The LMS continued the Midland numbering from 1045 to 1199 and then started in the lower block of 900–939. After nationalisation in 1948, BR added 40000 to their numbers so they became 40900–40939 and 41045–41199.

Table of orders
| LMS No. | BR No. | Lot No. | Date built | Built by | Nos. |
|---|---|---|---|---|---|
| 1045–1084 | 41045–41084 | 6 | 1924 | Derby Works |  |
| 1085–1114 | 41085–41114 | 16 | 1925 | Derby Works |  |
| 1115–1130 | 41115–41130 | 17 | 1925 | Horwich Works |  |
| 1131–1134 | 41131–41134 | 17 | 1926 | Horwich Works |  |
| 1135–1159 | 41135–41159 | 18 | 1925 | North British Loco | 23229–53 |
| 1160–1184 | 41160–41184 | 19 | 1925 | Vulcan Foundry | 3833–3857 |
| 1185–1199 | 41185–41199 | 38 | 1927 | Vulcan Foundry | 3998–4012 |
| 900–909 | 40900–40909 | 38 | 1927 | Vulcan Foundry | 4013–4022 |
| 910–924 | 40910–40924 | 38 | 1927 | Vulcan Foundry | 4033–4047 |
| 925–934 | 40925–40934 | 38 | 1927 | Vulcan Foundry | 4023–4032 |
| 935–939 | 40935–40939 | 90 | 1932 | Derby Works |  |

40933 was later fitted with a Stanier 3500 gallon tender from 40936.

40936 was fitted to a Stanier 3500 gallon tender. Later fitted to 40933.
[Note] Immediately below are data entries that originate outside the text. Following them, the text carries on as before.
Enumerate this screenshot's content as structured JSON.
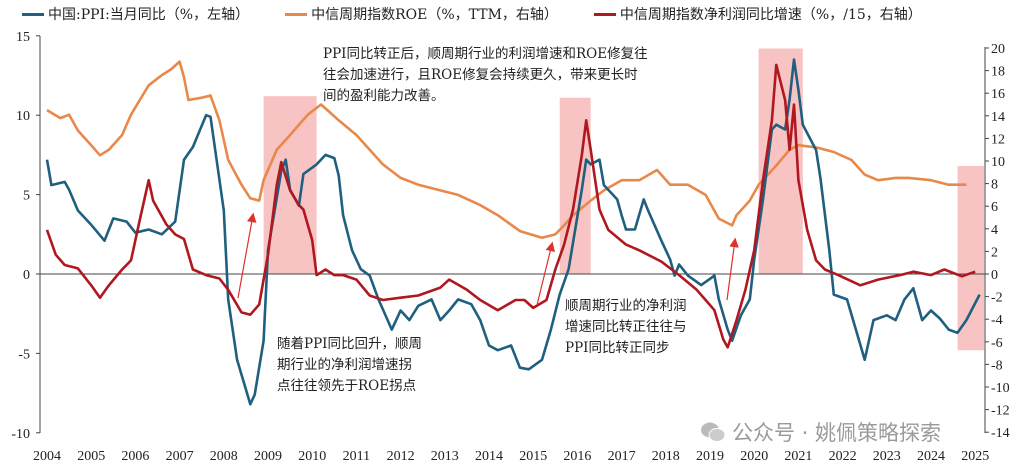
{
  "chart_data": {
    "type": "line",
    "title": "",
    "xlabel": "",
    "x_ticks": [
      "2004",
      "2005",
      "2006",
      "2007",
      "2008",
      "2009",
      "2010",
      "2011",
      "2012",
      "2013",
      "2014",
      "2015",
      "2016",
      "2017",
      "2018",
      "2019",
      "2020",
      "2021",
      "2022",
      "2023",
      "2024",
      "2025"
    ],
    "y_left": {
      "range": [
        -10,
        15
      ],
      "ticks": [
        "-10",
        "-5",
        "0",
        "5",
        "10",
        "15"
      ]
    },
    "y_right": {
      "range": [
        -14,
        20
      ],
      "ticks": [
        "-14",
        "-12",
        "-10",
        "-8",
        "-6",
        "-4",
        "-2",
        "0",
        "2",
        "4",
        "6",
        "8",
        "10",
        "12",
        "14",
        "16",
        "18",
        "20"
      ]
    },
    "legend_position": "top",
    "grid": false,
    "series": [
      {
        "name": "中国:PPI:当月同比（%，左轴）",
        "axis": "left",
        "color": "#1f5f7f",
        "points": [
          [
            2004.0,
            7.2
          ],
          [
            2004.1,
            5.6
          ],
          [
            2004.4,
            5.8
          ],
          [
            2004.5,
            5.3
          ],
          [
            2004.7,
            4.0
          ],
          [
            2005.0,
            3.1
          ],
          [
            2005.3,
            2.1
          ],
          [
            2005.5,
            3.5
          ],
          [
            2005.8,
            3.3
          ],
          [
            2006.0,
            2.6
          ],
          [
            2006.3,
            2.8
          ],
          [
            2006.6,
            2.5
          ],
          [
            2006.9,
            3.3
          ],
          [
            2007.1,
            7.2
          ],
          [
            2007.3,
            8.0
          ],
          [
            2007.6,
            10.0
          ],
          [
            2007.7,
            9.9
          ],
          [
            2007.8,
            7.9
          ],
          [
            2008.0,
            4.0
          ],
          [
            2008.1,
            -1.6
          ],
          [
            2008.3,
            -5.4
          ],
          [
            2008.6,
            -8.2
          ],
          [
            2008.7,
            -7.6
          ],
          [
            2008.9,
            -4.2
          ],
          [
            2009.0,
            1.5
          ],
          [
            2009.3,
            6.5
          ],
          [
            2009.4,
            7.2
          ],
          [
            2009.5,
            5.3
          ],
          [
            2009.7,
            4.3
          ],
          [
            2009.8,
            6.3
          ],
          [
            2010.1,
            6.9
          ],
          [
            2010.3,
            7.5
          ],
          [
            2010.5,
            7.3
          ],
          [
            2010.6,
            6.2
          ],
          [
            2010.7,
            3.7
          ],
          [
            2010.9,
            1.5
          ],
          [
            2011.1,
            0.3
          ],
          [
            2011.3,
            -0.1
          ],
          [
            2011.5,
            -1.6
          ],
          [
            2011.8,
            -3.5
          ],
          [
            2012.0,
            -2.3
          ],
          [
            2012.2,
            -2.9
          ],
          [
            2012.4,
            -2.0
          ],
          [
            2012.7,
            -1.6
          ],
          [
            2012.9,
            -2.9
          ],
          [
            2013.1,
            -2.3
          ],
          [
            2013.3,
            -1.6
          ],
          [
            2013.6,
            -1.9
          ],
          [
            2013.8,
            -2.9
          ],
          [
            2014.0,
            -4.5
          ],
          [
            2014.2,
            -4.8
          ],
          [
            2014.5,
            -4.5
          ],
          [
            2014.7,
            -5.9
          ],
          [
            2014.9,
            -6.0
          ],
          [
            2015.2,
            -5.4
          ],
          [
            2015.4,
            -3.5
          ],
          [
            2015.6,
            -1.3
          ],
          [
            2015.8,
            0.3
          ],
          [
            2016.1,
            5.3
          ],
          [
            2016.2,
            7.2
          ],
          [
            2016.3,
            6.9
          ],
          [
            2016.5,
            7.2
          ],
          [
            2016.6,
            5.6
          ],
          [
            2016.9,
            4.7
          ],
          [
            2017.0,
            3.7
          ],
          [
            2017.1,
            2.8
          ],
          [
            2017.3,
            2.8
          ],
          [
            2017.5,
            4.7
          ],
          [
            2017.6,
            4.0
          ],
          [
            2017.9,
            2.1
          ],
          [
            2018.1,
            0.9
          ],
          [
            2018.2,
            -0.1
          ],
          [
            2018.3,
            0.6
          ],
          [
            2018.5,
            -0.1
          ],
          [
            2018.8,
            -0.7
          ],
          [
            2019.0,
            -0.3
          ],
          [
            2019.1,
            -0.1
          ],
          [
            2019.2,
            -1.6
          ],
          [
            2019.4,
            -3.5
          ],
          [
            2019.5,
            -4.2
          ],
          [
            2019.7,
            -2.6
          ],
          [
            2019.9,
            -1.6
          ],
          [
            2020.0,
            0.9
          ],
          [
            2020.2,
            4.7
          ],
          [
            2020.4,
            9.1
          ],
          [
            2020.5,
            9.4
          ],
          [
            2020.7,
            9.1
          ],
          [
            2020.8,
            11.0
          ],
          [
            2020.9,
            13.5
          ],
          [
            2021.0,
            11.6
          ],
          [
            2021.1,
            9.4
          ],
          [
            2021.4,
            7.8
          ],
          [
            2021.5,
            6.0
          ],
          [
            2021.7,
            1.5
          ],
          [
            2021.8,
            -1.3
          ],
          [
            2022.1,
            -1.6
          ],
          [
            2022.3,
            -3.5
          ],
          [
            2022.5,
            -5.4
          ],
          [
            2022.7,
            -2.9
          ],
          [
            2023.0,
            -2.6
          ],
          [
            2023.2,
            -2.9
          ],
          [
            2023.4,
            -1.6
          ],
          [
            2023.6,
            -0.9
          ],
          [
            2023.8,
            -2.9
          ],
          [
            2024.0,
            -2.3
          ],
          [
            2024.2,
            -2.8
          ],
          [
            2024.4,
            -3.5
          ],
          [
            2024.6,
            -3.7
          ],
          [
            2024.8,
            -2.9
          ],
          [
            2025.1,
            -1.3
          ]
        ]
      },
      {
        "name": "中信周期指数ROE（%，TTM，右轴）",
        "axis": "right",
        "color": "#e8884a",
        "points": [
          [
            2004.0,
            14.5
          ],
          [
            2004.3,
            13.8
          ],
          [
            2004.5,
            14.1
          ],
          [
            2004.7,
            12.7
          ],
          [
            2005.0,
            11.4
          ],
          [
            2005.2,
            10.5
          ],
          [
            2005.4,
            11.0
          ],
          [
            2005.7,
            12.3
          ],
          [
            2005.9,
            14.1
          ],
          [
            2006.1,
            15.4
          ],
          [
            2006.3,
            16.7
          ],
          [
            2006.6,
            17.6
          ],
          [
            2006.8,
            18.1
          ],
          [
            2007.0,
            18.8
          ],
          [
            2007.1,
            17.4
          ],
          [
            2007.2,
            15.4
          ],
          [
            2007.5,
            15.6
          ],
          [
            2007.7,
            15.8
          ],
          [
            2007.9,
            13.6
          ],
          [
            2008.1,
            10.1
          ],
          [
            2008.4,
            7.9
          ],
          [
            2008.6,
            6.7
          ],
          [
            2008.8,
            6.5
          ],
          [
            2008.9,
            8.3
          ],
          [
            2009.2,
            11.0
          ],
          [
            2009.5,
            12.3
          ],
          [
            2009.7,
            13.2
          ],
          [
            2009.9,
            14.1
          ],
          [
            2010.2,
            15.0
          ],
          [
            2010.4,
            14.3
          ],
          [
            2010.6,
            13.6
          ],
          [
            2011.0,
            12.3
          ],
          [
            2011.3,
            11.0
          ],
          [
            2011.6,
            9.7
          ],
          [
            2012.0,
            8.5
          ],
          [
            2012.4,
            7.9
          ],
          [
            2012.9,
            7.4
          ],
          [
            2013.3,
            7.0
          ],
          [
            2013.8,
            6.1
          ],
          [
            2014.2,
            5.2
          ],
          [
            2014.7,
            3.8
          ],
          [
            2015.2,
            3.2
          ],
          [
            2015.5,
            3.5
          ],
          [
            2015.7,
            4.3
          ],
          [
            2015.9,
            5.2
          ],
          [
            2016.3,
            6.5
          ],
          [
            2016.6,
            7.4
          ],
          [
            2017.0,
            8.3
          ],
          [
            2017.4,
            8.3
          ],
          [
            2017.8,
            9.2
          ],
          [
            2018.1,
            7.9
          ],
          [
            2018.5,
            7.9
          ],
          [
            2018.9,
            7.0
          ],
          [
            2019.2,
            4.9
          ],
          [
            2019.5,
            4.3
          ],
          [
            2019.6,
            5.2
          ],
          [
            2019.9,
            6.5
          ],
          [
            2020.1,
            7.9
          ],
          [
            2020.5,
            9.6
          ],
          [
            2020.8,
            11.0
          ],
          [
            2021.0,
            11.4
          ],
          [
            2021.4,
            11.2
          ],
          [
            2021.8,
            10.8
          ],
          [
            2022.2,
            10.1
          ],
          [
            2022.5,
            8.8
          ],
          [
            2022.8,
            8.3
          ],
          [
            2023.2,
            8.5
          ],
          [
            2023.5,
            8.5
          ],
          [
            2024.0,
            8.3
          ],
          [
            2024.4,
            7.9
          ],
          [
            2024.8,
            7.9
          ]
        ]
      },
      {
        "name": "中信周期指数净利润同比增速（%，/15，右轴）",
        "axis": "right",
        "color": "#b01820",
        "points": [
          [
            2004.0,
            3.9
          ],
          [
            2004.2,
            1.7
          ],
          [
            2004.4,
            0.8
          ],
          [
            2004.7,
            0.5
          ],
          [
            2005.0,
            -1.0
          ],
          [
            2005.2,
            -2.1
          ],
          [
            2005.4,
            -1.0
          ],
          [
            2005.7,
            0.4
          ],
          [
            2005.9,
            1.2
          ],
          [
            2006.1,
            4.8
          ],
          [
            2006.3,
            8.3
          ],
          [
            2006.4,
            6.5
          ],
          [
            2006.7,
            4.4
          ],
          [
            2006.9,
            3.5
          ],
          [
            2007.1,
            3.1
          ],
          [
            2007.3,
            0.4
          ],
          [
            2007.6,
            -0.1
          ],
          [
            2007.9,
            -0.4
          ],
          [
            2008.1,
            -1.4
          ],
          [
            2008.4,
            -3.4
          ],
          [
            2008.6,
            -3.6
          ],
          [
            2008.8,
            -2.7
          ],
          [
            2009.0,
            1.7
          ],
          [
            2009.2,
            7.9
          ],
          [
            2009.3,
            9.9
          ],
          [
            2009.5,
            7.4
          ],
          [
            2009.7,
            6.1
          ],
          [
            2009.8,
            5.7
          ],
          [
            2010.0,
            3.0
          ],
          [
            2010.1,
            -0.1
          ],
          [
            2010.3,
            0.4
          ],
          [
            2010.5,
            -0.1
          ],
          [
            2010.7,
            -0.1
          ],
          [
            2011.0,
            -0.5
          ],
          [
            2011.3,
            -1.9
          ],
          [
            2011.6,
            -2.3
          ],
          [
            2012.0,
            -2.1
          ],
          [
            2012.4,
            -1.9
          ],
          [
            2012.9,
            -1.2
          ],
          [
            2013.1,
            -0.5
          ],
          [
            2013.5,
            -1.4
          ],
          [
            2013.8,
            -2.3
          ],
          [
            2014.2,
            -3.2
          ],
          [
            2014.6,
            -2.3
          ],
          [
            2014.8,
            -2.3
          ],
          [
            2015.0,
            -3.0
          ],
          [
            2015.3,
            -2.3
          ],
          [
            2015.5,
            0.4
          ],
          [
            2015.7,
            2.6
          ],
          [
            2015.9,
            5.7
          ],
          [
            2016.1,
            10.5
          ],
          [
            2016.2,
            13.6
          ],
          [
            2016.3,
            11.0
          ],
          [
            2016.5,
            5.7
          ],
          [
            2016.7,
            3.9
          ],
          [
            2017.1,
            2.6
          ],
          [
            2017.4,
            2.1
          ],
          [
            2017.9,
            1.1
          ],
          [
            2018.3,
            -0.1
          ],
          [
            2018.7,
            -1.4
          ],
          [
            2018.9,
            -2.3
          ],
          [
            2019.1,
            -3.2
          ],
          [
            2019.3,
            -5.8
          ],
          [
            2019.4,
            -6.5
          ],
          [
            2019.6,
            -4.1
          ],
          [
            2019.8,
            -1.4
          ],
          [
            2020.0,
            2.1
          ],
          [
            2020.2,
            8.3
          ],
          [
            2020.4,
            13.6
          ],
          [
            2020.5,
            18.5
          ],
          [
            2020.7,
            15.4
          ],
          [
            2020.8,
            11.0
          ],
          [
            2020.9,
            15.0
          ],
          [
            2021.0,
            8.3
          ],
          [
            2021.2,
            3.9
          ],
          [
            2021.4,
            1.2
          ],
          [
            2021.6,
            0.4
          ],
          [
            2021.9,
            -0.1
          ],
          [
            2022.4,
            -1.0
          ],
          [
            2022.8,
            -0.5
          ],
          [
            2023.3,
            -0.1
          ],
          [
            2023.6,
            0.2
          ],
          [
            2024.0,
            -0.1
          ],
          [
            2024.3,
            0.4
          ],
          [
            2024.7,
            -0.2
          ],
          [
            2025.0,
            0.2
          ]
        ]
      }
    ],
    "highlight_periods": [
      {
        "x": [
          2008.9,
          2010.1
        ],
        "y_left": [
          0,
          11.2
        ]
      },
      {
        "x": [
          2015.6,
          2016.3
        ],
        "y_left": [
          0,
          11.1
        ]
      },
      {
        "x": [
          2020.1,
          2021.1
        ],
        "y_left": [
          0,
          14.2
        ]
      },
      {
        "x": [
          2024.6,
          2025.2
        ],
        "y_left": [
          -4.8,
          6.8
        ]
      }
    ],
    "highlight_color": "#f7b8b8",
    "annotations": [
      {
        "lines": [
          "PPI同比转正后，顺周期行业的利润增速和ROE修复往",
          "往会加速进行，且ROE修复会持续更久，带来更长时",
          "间的盈利能力改善。"
        ]
      },
      {
        "lines": [
          "随着PPI同比回升，顺周",
          "期行业的净利润增速拐",
          "点往往领先于ROE拐点"
        ]
      },
      {
        "lines": [
          "顺周期行业的净利润",
          "增速同比转正往往与",
          "PPI同比转正同步"
        ]
      }
    ],
    "arrows_color": "#e0302a"
  },
  "watermark": {
    "text": "公众号 · 姚佩策略探索",
    "icon": "wechat-icon"
  }
}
==Accidents and incidents==
- On 8 January 1929, locomotive 1060 was hauling an express passenger train from Bristol to Leeds, Yorkshire when it overran signals at , Gloucestershire and collided with a freight train that was being shunted. Four people were killed.
- On 13 March 1935, locomotive No. 1165 was hauling a milk train that was in a rear-end collision with an express freight train, hauled LNWR Claughton Class 4-6-0 No. 5946, at King's Langley, Hertfordshire due to a signalman's error. Two other freight trains collided with the wreckage. One of these trains was hauled by LMS Patriot Class 4-6-0 No. 5511 and the other was a coal train, being hauled by LMS Class 7F 0-8-0 No. 9598. 1 person was killed.

==Withdrawal==
The class were withdrawn between 1952 and 1961. None have survived into preservation, though the first of the Midland 1000 Class engines has. There is an unconfirmed report that No. 41168 was the subject of an unsuccessful preservation attempt by Dr. Peter Beet.

Table of withdrawals
| Year | Quantity in service at start of year | Quantity withdrawn | Locomotive numbers |
|---|---|---|---|
| 1952 | 195 | 6 | 40911/18/22, 41109/71/82. |
| 1953 | 189 | 13 | 40905, 41046/52/55–57/92/99, 41125/45/48/78/84. |
| 1954 | 176 | 23 | 40901/14/19/23, 41047/51/54/58/74/80/82/84/87/96, 41110/15/33–34/38–39/41/46/74. |
| 1955 | 153 | 37 | 40903/06/08/12–13/15–16/21/24, 41059/61/67/69–70/72/76/81/91, 41104/07/17/24/26/27/30/35–36/49/54/61/69/75–77/83/88/98. |
| 1956 | 116 | 27 | 40900/02/09–10/17/29/32/38–39, 41050/53/65/79/88/97, 41126/28/31–32/37/42/47/60/66/70/87/91. |
| 1957 | 89 | 34 | 40904/26–27/30/34, 41045/48/64/73/75/77/85/89/98, 41103/05/08/12/16/40/50–51/53/55/72/79–81/85–86/92/94–95/97. |
| 1958 | 55 | 36 | 40920/28/31/33/35/37, 41060/66/68/71/78/83/86/90/93/95, 41102/06/11/13–14/18–19/22/44/52/56/59/63–64/67/89–90/93/96/99. |
| 1959 | 19 | 13 | 40925, 41049/62/94, 41100–01/20–21/23/43/58/65/73. |
| 1960 | 6 | 4 | 40907, 41063, 41157/62. |
| 1961 | 2 | 2 | 40936, 41168. |

==Model railways==
In 2013, Bachmann Branchline introduced a OO gauge model of locomotive 1189 in LMS black livery.